Still, Ginny had been well on her way to putting it in the past and moving on, when she had stumbled upon a half-dressed Harry and Cho in the girls' prefects' bathroom. She had entered with the innocent intent of taking a bath after Quidditch practice--and a rather sad practice at that--just in time to catch an eyeful of mostly-naked Harry and completely-naked Cho, both things she could have lived without seeing. Ever.

The head girl had snapped for her to get out despite Ginny's every right to be there as a Gryffindor prefect--which gave her more right to be there than _Harry_ had, after all. Ginny had walked away, deciding that the climb up five flights of stairs to use a bathroom in the tower was better than having to wait for Cho and Harry to finish up and leave. All things considered, she really preferred to wait until the house-elves sterilised the occupied bathroom before she used it again. 

It was so _irritating,_ truly, to never be seen at her full value by her peers. She doubted that she saw them for their true worth either, but not for lack of trying--once. There was a good reason she hadn't been put into Hufflepuff, after all. Hard work? Not her style, not when she could con someone else into doing it. Between Percy's help and Tom's in her first year, she didn't think she'd done a single _bit_ of her own homework, save for throwing in a few careful spelling errors after Tom had done her draft copies.

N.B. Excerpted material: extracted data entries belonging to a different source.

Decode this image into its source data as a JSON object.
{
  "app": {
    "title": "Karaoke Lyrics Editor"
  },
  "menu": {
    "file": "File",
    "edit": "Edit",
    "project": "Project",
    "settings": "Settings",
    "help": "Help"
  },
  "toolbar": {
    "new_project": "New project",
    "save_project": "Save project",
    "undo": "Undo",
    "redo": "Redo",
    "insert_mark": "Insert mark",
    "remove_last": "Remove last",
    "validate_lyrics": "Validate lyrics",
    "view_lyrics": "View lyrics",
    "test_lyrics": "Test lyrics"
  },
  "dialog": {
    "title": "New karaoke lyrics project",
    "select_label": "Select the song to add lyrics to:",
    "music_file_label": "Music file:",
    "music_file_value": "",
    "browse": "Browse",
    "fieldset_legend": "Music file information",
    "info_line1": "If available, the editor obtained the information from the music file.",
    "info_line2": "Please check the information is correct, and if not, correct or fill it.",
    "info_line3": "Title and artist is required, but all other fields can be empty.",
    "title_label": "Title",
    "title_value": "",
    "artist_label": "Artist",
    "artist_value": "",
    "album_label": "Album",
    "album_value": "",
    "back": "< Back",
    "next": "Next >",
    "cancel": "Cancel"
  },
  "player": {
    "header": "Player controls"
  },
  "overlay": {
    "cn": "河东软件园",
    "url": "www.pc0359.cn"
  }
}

That help--that help and that hindrance, for she never needed to copy notes from others in her class, or barter their assistance in one of her worst subjects for her help with one of theirs--had ensured she hadn't socialised much in her first days at Hogwarts--not that Riddle had wanted her to be one of the giggly girls with never a moment for him. He'd told her she was better than they were, Percy had told her she was better than they were, and she'd believed them. After the vital first-meetings stage was over, she'd become far too arrogant to make the effort of befriending members of the same sex. Come to think of it, she was still that way, though nowadays she hid it well with the excuse of shyness. 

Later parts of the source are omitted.